A l’heure où de nombreuses maisons ont bien du mal à retrouver leur 
public, l’Opéra de Rennes marque un grand coup avec une salle comble et 
manifestement rajeunie pour son ouverture de saison. Il faut ainsi 
saluer le flair de son directeur Matthieu Rietzler (40 ans) pour avoir 
su reprendre un spectacle créé avec succès à Quimper, puis repris 
largement ensuite, notamment au festival de musique baroque de 
Sablé-sur-Sarthe en 2018.
Essentiellement porté sur la séduction visuelle, le travail de Claire 
Dancoisne joue de tous les artifices possibles, des costumes et masques 
flamboyants aux maquillages extravertis, sans oublier monstres 
métalliques (façon machines de Nantes) et soldats de plomb (activés 
comme autant de marionnettes) qui soulèvent l’admiration de l’assistance
 à chacune de leur apparition. Après l’entracte, une immense sculpture 
aux bras déstructurés, là encore métallique, rappelle L’Arbre aux serpents
 de Niki de Saint-Phalle (les couleurs en moins) et offre à Armida 
autant une garçonnière qu’une prison pour Rinaldo. Le spectacle est 
souvent plongé dans une pénombre mettant en valeur ces différents 
éléments, qui évoquent tantôt l’univers post-apocalyptique du film Mad Max
 ou l’imagination infernale de Jérôme Bosch. D’où vient pourtant que 
cette profusion laisse un goût d’inachevé ? On aurait en effet aimé que 
Claire Dancoisne s’attache à démêler les fils d’un livret obscur, adapté
 de La Jérusalem délivrée du Tasse et dont les péripéties étaient connues par les spectateurs du XVIIIe siècle.

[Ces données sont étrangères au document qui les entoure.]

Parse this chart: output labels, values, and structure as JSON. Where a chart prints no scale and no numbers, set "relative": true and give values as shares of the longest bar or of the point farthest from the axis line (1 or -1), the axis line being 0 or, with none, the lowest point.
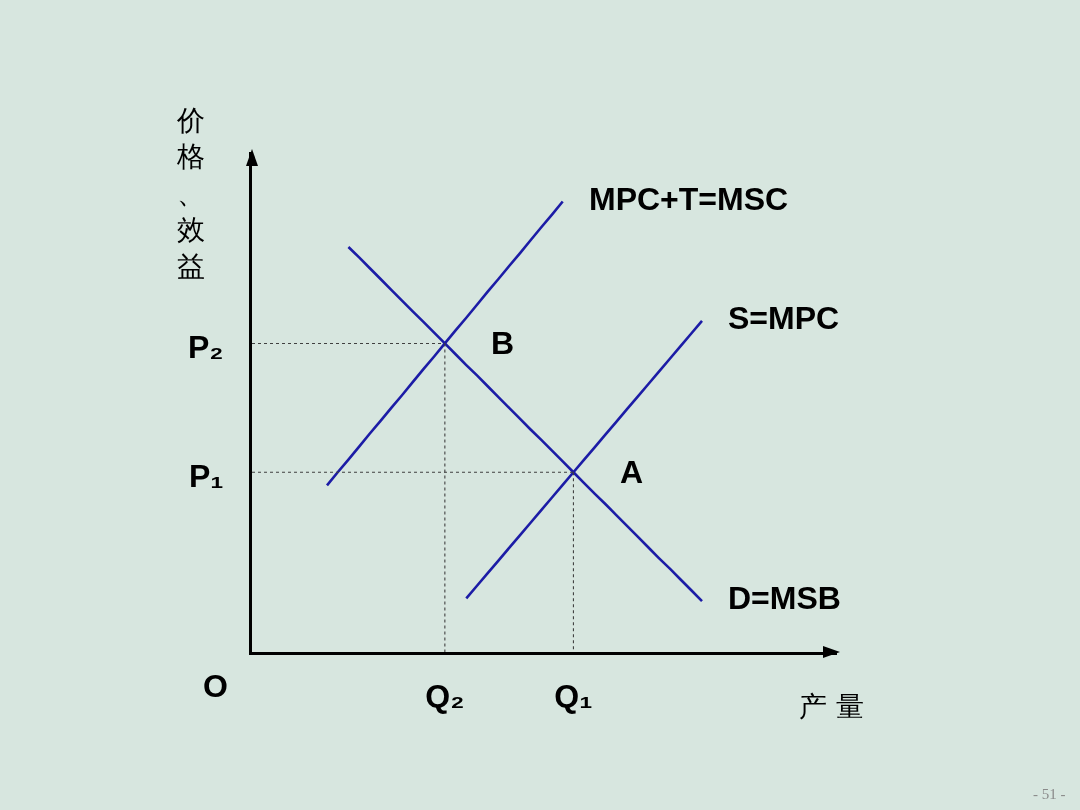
{
  "chart_data": {
    "type": "line",
    "relative": true,
    "xlabel": "产 量",
    "ylabel": "价格、效益",
    "tick_labels": "x",
    "categories": [
      null,
      null,
      null,
      null,
      null,
      null,
      null,
      null,
      null,
      null,
      null,
      null,
      null,
      null,
      null,
      null,
      null,
      null,
      "Q₂",
      null,
      null,
      null,
      null,
      null,
      null,
      null,
      null,
      null,
      null,
      null,
      "Q₁",
      null,
      null,
      null,
      null,
      null,
      null,
      null,
      null,
      null,
      null,
      null,
      null
    ],
    "series": [
      {
        "name": "MPC+T=MSC",
        "color": "#1c1ca6",
        "values": [
          null,
          null,
          null,
          null,
          null,
          null,
          null,
          0.37,
          0.399,
          0.427,
          0.456,
          0.485,
          0.513,
          0.542,
          0.57,
          0.599,
          0.628,
          0.656,
          0.685,
          0.714,
          0.742,
          0.771,
          0.8,
          0.828,
          0.857,
          0.885,
          0.914,
          0.943,
          0.971,
          1.0,
          null,
          null,
          null,
          null,
          null,
          null,
          null,
          null,
          null,
          null,
          null,
          null,
          null
        ]
      },
      {
        "name": "S=MPC",
        "color": "#1c1ca6",
        "values": [
          null,
          null,
          null,
          null,
          null,
          null,
          null,
          null,
          null,
          null,
          null,
          null,
          null,
          null,
          null,
          null,
          null,
          null,
          null,
          null,
          0.119,
          0.147,
          0.175,
          0.203,
          0.231,
          0.259,
          0.287,
          0.315,
          0.343,
          0.371,
          0.399,
          0.427,
          0.455,
          0.483,
          0.511,
          0.539,
          0.567,
          0.595,
          0.623,
          0.651,
          0.679,
          0.707,
          0.735
        ]
      },
      {
        "name": "D=MSB",
        "color": "#1c1ca6",
        "values": [
          null,
          null,
          null,
          null,
          null,
          null,
          null,
          null,
          null,
          0.899,
          0.876,
          0.852,
          0.828,
          0.804,
          0.78,
          0.756,
          0.733,
          0.709,
          0.685,
          0.661,
          0.637,
          0.614,
          0.59,
          0.566,
          0.542,
          0.518,
          0.494,
          0.471,
          0.447,
          0.423,
          0.399,
          0.375,
          0.351,
          0.328,
          0.304,
          0.28,
          0.256,
          0.232,
          0.208,
          0.185,
          0.161,
          0.137,
          0.113
        ]
      },
      {
        "name": "P₂",
        "color": "#404040",
        "line_style": "dotted",
        "values": [
          0.685,
          0.685,
          0.685,
          0.685,
          0.685,
          0.685,
          0.685,
          0.685,
          0.685,
          0.685,
          0.685,
          0.685,
          0.685,
          0.685,
          0.685,
          0.685,
          0.685,
          0.685,
          0.685,
          null,
          null,
          null,
          null,
          null,
          null,
          null,
          null,
          null,
          null,
          null,
          null,
          null,
          null,
          null,
          null,
          null,
          null,
          null,
          null,
          null,
          null,
          null,
          null
        ]
      },
      {
        "color": "#404040",
        "line_style": "dotted",
        "x": [
          "Q₂",
          "Q₂"
        ],
        "values": [
          0.685,
          0
        ]
      },
      {
        "name": "P₁",
        "color": "#404040",
        "line_style": "dotted",
        "values": [
          0.399,
          0.399,
          0.399,
          0.399,
          0.399,
          0.399,
          0.399,
          0.399,
          0.399,
          0.399,
          0.399,
          0.399,
          0.399,
          0.399,
          0.399,
          0.399,
          0.399,
          0.399,
          0.399,
          0.399,
          0.399,
          0.399,
          0.399,
          0.399,
          0.399,
          0.399,
          0.399,
          0.399,
          0.399,
          0.399,
          0.399,
          null,
          null,
          null,
          null,
          null,
          null,
          null,
          null,
          null,
          null,
          null,
          null
        ]
      },
      {
        "color": "#404040",
        "line_style": "dotted",
        "x": [
          "Q₁",
          "Q₁"
        ],
        "values": [
          0.399,
          0
        ]
      }
    ],
    "annotations": [
      {
        "text": "B",
        "x": "Q₂",
        "y": 0.685
      },
      {
        "text": "A",
        "x": "Q₁",
        "y": 0.399
      },
      "O",
      "- 51 -"
    ]
  }
}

Conscient de cette perte de savoir relatif aux textes antiques, Wajdi 
Mouawad n’a pas hésité à ajouter un court prologue pédagogique, dans son
 Œdipe d’Enesco présenté en ce moment
 à l’Opéra de Paris. On aurait pu aussi jouer davantage de l’opposition 
entre les deux camps, mal différenciés dans les costumes (ce qui fait 
dire à ma voisine de 10 ans environ, au bout de deux heures de 
spectacle, un pertinent: «C’est qui lui?»). Quoi qu’il en soit, le 
public, étonnamment sage pendant tout le spectacle (aucun air applaudi),
 offre un chaleureux tonnerre d’applaudissements à l’issue de la 
représentation.
Autour de cette distribution qui fait la part belle à la jeunesse, Damien Guillon insuffle une énergie roborative à ses troupes du Banquet Céleste (formation qu’il a créée en 2009), à force d’attaques sèches dans les parties verticales. On aimerait toutefois davantage de respiration et de variété dans cette battue qui tourne souvent à vide – renforçant l’impression fastidieuse d’une succession d’airs et de récitatifs, propre à l’opera seria, avec trop peu d’ensembles.